Carlo Conti torna a parlare di Sanremo 2026 e lo fa con la sua consueta ironia, raccontando alcuni retroscena che raramente emergono nella lunga marcia d’avvicinamento al Festival. Ospite ad Atreju, il conduttore ha spiegato come abbia scelto di avvisare personalmente alcuni artisti rimasti fuori dalla lista dei Big. “Mi sembrava brutto farli aspettare il Tg delle 13:30 per scoprire lì se fossero dentro o fuori”, ha raccontato. In diversi casi ha preferito una telefonata, in altri un messaggio, scherzando: “Li ho autorizzati a mandarmi a quel paese”.

Una decisione tutt’altro che semplice, visto che le canzoni arrivate sono state oltre 300 e ridurre tutto a 30 nomi finali ha richiesto grande attenzione e delicatezza. “Non è mai facile dire di no, soprattutto a certi artisti”, ha ammesso Conti.

Con un sorriso, ma non senza sorprendere, Conti ha confidato un dettaglio curioso: “Sono un po’ preoccupato perché quest’anno ci sono pochissime polemiche”. Un fatto che considera quasi anomalo: da sempre il Festival vive anche delle discussioni, delle critiche, delle reazioni del pubblico. “Vediamo se strada facendo si creerà un po’ di polemica”, ha aggiunto con tono scherzoso.

Il direttore artistico ha ricordato come il Festival sia ormai un rito collettivo che si commenta in tempo reale sui social, non più soltanto al bar il giorno dopo. “È la sua forza: Sanremo deve far parlare e, perché no, anche sparlare”.

Durante il panel “La televisione e la cultura nazionalpopolare in Italia”, Conti ha ripercorso l’evoluzione del Festival negli ultimi dieci anni. Ha citato Pippo Baudo come grande artefice del Sanremo moderno e ricordato il lavoro condiviso con Baglioni e Amadeus per avvicinare la kermesse alle nuove tendenze musicali.

Oggi, però, il ritmo del mercato è velocissimo: “Arrivano tanti artisti giovani, ma alcuni non reggono la pressione perché spesso non hanno alle spalle una vera gavetta”. Un tema che Conti considera cruciale per la salute del panorama musicale italiano.

Accanto a Mara Venier, Marco Liorni ed Ezio Greggio, Conti ha difeso con orgoglio la televisione “nazionalpopolare”, ormai diventata un’etichetta positiva. Fare programmi per tutti, ha spiegato, significa essere nel cuore delle persone. Mara Venier ha ricordato come durante la pandemia gli show abbiano rappresentato un punto di riferimento, mentre Greggio ha difeso il valore della satira “scorretta” come forma di libertà creativa.

Liorni ha aggiunto che la TV deve respirare il Paese reale, mettere in dialogo le generazioni e mantenere vivo il confronto tra passato e futuro.

Conti ha riflettuto anche sulla crescente sensibilità che, in alcuni casi, limita la creatività televisiva. “A Tale e Quale Show non posso far interpretare cantanti di colore a concorrenti bianchi, altrimenti scoppia il caso ‘blackface’”, ha detto.
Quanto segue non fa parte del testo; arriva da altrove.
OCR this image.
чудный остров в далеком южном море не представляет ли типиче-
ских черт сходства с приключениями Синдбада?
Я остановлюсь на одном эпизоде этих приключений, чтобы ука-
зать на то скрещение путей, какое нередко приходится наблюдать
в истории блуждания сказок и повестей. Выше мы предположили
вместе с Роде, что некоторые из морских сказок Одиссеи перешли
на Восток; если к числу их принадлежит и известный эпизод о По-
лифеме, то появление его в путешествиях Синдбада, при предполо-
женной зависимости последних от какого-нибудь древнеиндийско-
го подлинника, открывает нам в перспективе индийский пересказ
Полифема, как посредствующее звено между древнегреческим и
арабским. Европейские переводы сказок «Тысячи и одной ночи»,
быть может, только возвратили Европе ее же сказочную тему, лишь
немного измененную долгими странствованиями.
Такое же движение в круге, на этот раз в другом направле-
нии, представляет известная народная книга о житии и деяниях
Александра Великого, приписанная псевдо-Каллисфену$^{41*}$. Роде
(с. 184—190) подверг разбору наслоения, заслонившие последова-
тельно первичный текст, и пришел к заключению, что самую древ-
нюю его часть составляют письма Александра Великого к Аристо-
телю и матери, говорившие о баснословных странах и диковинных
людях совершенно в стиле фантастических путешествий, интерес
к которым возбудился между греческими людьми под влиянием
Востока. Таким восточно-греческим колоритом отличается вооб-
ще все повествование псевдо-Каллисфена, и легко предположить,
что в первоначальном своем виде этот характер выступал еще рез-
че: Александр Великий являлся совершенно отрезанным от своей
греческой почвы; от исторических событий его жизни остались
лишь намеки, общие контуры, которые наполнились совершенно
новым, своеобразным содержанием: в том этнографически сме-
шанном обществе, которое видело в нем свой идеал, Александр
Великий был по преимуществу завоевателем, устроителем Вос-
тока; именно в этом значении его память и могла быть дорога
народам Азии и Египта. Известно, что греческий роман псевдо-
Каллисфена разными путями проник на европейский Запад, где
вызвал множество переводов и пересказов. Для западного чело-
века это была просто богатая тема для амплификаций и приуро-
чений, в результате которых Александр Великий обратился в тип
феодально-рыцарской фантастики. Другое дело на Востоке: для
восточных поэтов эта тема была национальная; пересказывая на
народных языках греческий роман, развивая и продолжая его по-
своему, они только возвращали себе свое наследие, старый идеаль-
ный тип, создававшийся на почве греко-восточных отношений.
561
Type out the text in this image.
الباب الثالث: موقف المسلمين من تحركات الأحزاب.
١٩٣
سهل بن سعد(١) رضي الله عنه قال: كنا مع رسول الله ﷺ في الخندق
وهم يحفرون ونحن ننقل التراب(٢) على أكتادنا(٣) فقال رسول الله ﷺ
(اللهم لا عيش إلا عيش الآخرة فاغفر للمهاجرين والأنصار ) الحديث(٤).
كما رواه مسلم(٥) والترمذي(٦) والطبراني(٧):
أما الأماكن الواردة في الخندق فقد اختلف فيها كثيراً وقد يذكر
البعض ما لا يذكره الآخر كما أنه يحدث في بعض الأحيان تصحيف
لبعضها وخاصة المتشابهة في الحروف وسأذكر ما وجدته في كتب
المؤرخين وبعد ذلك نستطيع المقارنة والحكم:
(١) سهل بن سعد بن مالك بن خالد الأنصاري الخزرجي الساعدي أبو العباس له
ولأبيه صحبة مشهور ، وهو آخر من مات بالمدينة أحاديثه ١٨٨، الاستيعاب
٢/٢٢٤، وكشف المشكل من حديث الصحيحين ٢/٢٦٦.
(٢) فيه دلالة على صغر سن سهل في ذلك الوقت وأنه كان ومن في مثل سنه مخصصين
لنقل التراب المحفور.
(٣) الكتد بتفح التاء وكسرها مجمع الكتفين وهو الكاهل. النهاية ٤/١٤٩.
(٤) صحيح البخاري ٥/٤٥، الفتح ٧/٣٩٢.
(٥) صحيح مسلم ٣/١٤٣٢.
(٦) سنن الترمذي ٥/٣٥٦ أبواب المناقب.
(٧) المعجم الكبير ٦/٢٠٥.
Poi ha aggiunto con ironia che talvolta aggira il problema puntando su artisti di colore nel cast, fino all’idea di far imitare un cantante bianco a un concorrente nero “sperando che nessuno si offenda per il ‘whiteface’”.

Un momento toccante è arrivato quando Conti ha ricordato Fabrizio Frizzi, definendo il ritorno alla conduzione de L’Eredità dopo la sua morte “il momento più difficile della carriera”. “Non importa quanti successi ottieni, ma ciò che lasci”, ha detto con emozione.

Mara Venier ha condiviso la stessa riflessione, spiegando come quella perdita le abbia cambiato le priorità: “Le cose importanti della vita sono altre. Noi facciamo solo televisione”.